A better way would be to use the average of the differences of all ttls pairs (as you did yesterday).

In [None]:
###START CODE HERE###

avg_diff = np.mean(np.diff(ttls))

###END CODE HERE###

Before continuing, let's take only the relevant spikes, those occurring after the first pulse and before the last.

In [None]:
###START CODE HERE

spikes = [spikes > ttls[0]]
spikes = [spikes < ttls[-1]]

###END CODE HERE

Since different cells integrate information over different stretches of time, we have to try with different time windows, where 0.5-2 seconds is a nice range. Once we have settled on a time window, the first thing we want to  to do is to find the first spike that occured so long after the stimulus presentation began, that we can already collect the first stimulus portion of the desired size.

In [None]:
###START CODE HERE###
"""
Change the spikes vector so 

"""

window = x ## 

spikes = spikes[spikes > ttls[window]]


###END CODE HERE

Now that we have our first useful spike, let's initialize an array to which we will add the stimulus portions preceding each spike:

In [None]:
###START CODE HERE

stim_vector = np.zeros(window)

###END CODE HERE

We are going to take all the spikes one by one (i.e., their timestamps) and take the corresponding stimulus portion preceding it, starting with the stimulus value at the instant immediately before the occurrence of the spike and stretching back by the value of the window previously defined:

In [None]:
###START CODE HERE
"""
It is useful to keep a counter of how many spikes 
the loop went over.
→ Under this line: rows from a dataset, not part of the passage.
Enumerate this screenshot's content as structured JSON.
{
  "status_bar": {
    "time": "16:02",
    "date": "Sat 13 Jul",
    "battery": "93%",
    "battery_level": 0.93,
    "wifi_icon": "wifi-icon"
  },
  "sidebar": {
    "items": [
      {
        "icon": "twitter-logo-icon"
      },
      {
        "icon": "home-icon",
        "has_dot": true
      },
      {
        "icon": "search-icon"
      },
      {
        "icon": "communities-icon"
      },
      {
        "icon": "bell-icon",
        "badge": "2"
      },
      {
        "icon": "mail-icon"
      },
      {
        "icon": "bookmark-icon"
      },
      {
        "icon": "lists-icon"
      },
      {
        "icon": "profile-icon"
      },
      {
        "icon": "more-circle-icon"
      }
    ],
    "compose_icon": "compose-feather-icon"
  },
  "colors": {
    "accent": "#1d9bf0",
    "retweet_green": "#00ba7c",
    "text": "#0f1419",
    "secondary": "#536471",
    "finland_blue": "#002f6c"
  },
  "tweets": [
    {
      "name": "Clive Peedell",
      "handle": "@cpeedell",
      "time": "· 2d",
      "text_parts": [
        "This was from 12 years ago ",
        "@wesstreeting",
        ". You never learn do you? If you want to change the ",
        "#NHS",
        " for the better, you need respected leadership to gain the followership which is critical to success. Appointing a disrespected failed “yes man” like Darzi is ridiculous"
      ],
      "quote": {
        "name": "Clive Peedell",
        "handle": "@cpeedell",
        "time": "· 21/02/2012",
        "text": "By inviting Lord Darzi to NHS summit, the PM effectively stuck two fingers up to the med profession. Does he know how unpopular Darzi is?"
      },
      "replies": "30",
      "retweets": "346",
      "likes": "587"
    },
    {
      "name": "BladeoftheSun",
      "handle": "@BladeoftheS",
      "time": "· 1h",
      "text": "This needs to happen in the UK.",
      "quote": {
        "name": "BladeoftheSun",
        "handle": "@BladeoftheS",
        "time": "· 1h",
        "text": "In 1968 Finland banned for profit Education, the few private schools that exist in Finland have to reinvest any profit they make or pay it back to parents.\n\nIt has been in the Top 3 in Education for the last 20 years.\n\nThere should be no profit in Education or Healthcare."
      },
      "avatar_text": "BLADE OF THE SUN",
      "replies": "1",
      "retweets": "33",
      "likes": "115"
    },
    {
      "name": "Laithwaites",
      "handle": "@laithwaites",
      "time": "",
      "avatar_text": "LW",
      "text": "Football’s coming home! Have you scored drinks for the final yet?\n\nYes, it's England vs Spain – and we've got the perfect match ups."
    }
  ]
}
Check the in-built function enumerate.

"""
for counter, spike in enumerate(spikes[spike_idx:]):
    ttls_indices = np.where(ttls[ttls < spike])[0][-window:]
    stim_vector += stim_rand_nums[ttls_indices]
    
    
###END CODE HERE

We calculate the STA:

In [None]:
sta = stim_vector/counter

Let's first plot the STA alone and see what we have:

In [None]:
plt.plot(sta)

Finally, plot with labels and an adequate x axis:

In [None]:
###START CODE HERE###

"""
for adequate plotting, create a vector with values within the range of
what is going to be the X-axis and plot the STA against it

"""

past_time_limit = -avg_diff*window
x_ax = np.linspace(past_time_limit, 0, num=len(sta))
plt.plot(x_ax, sta)

###END CODE HERE

The STA is showing us what stimulus the cell "prefers" in the temporal domain. Depending on the data set you have, it might be that the cells prefers darkening and lightening before spiking; lightening and then darkening; or just lightening.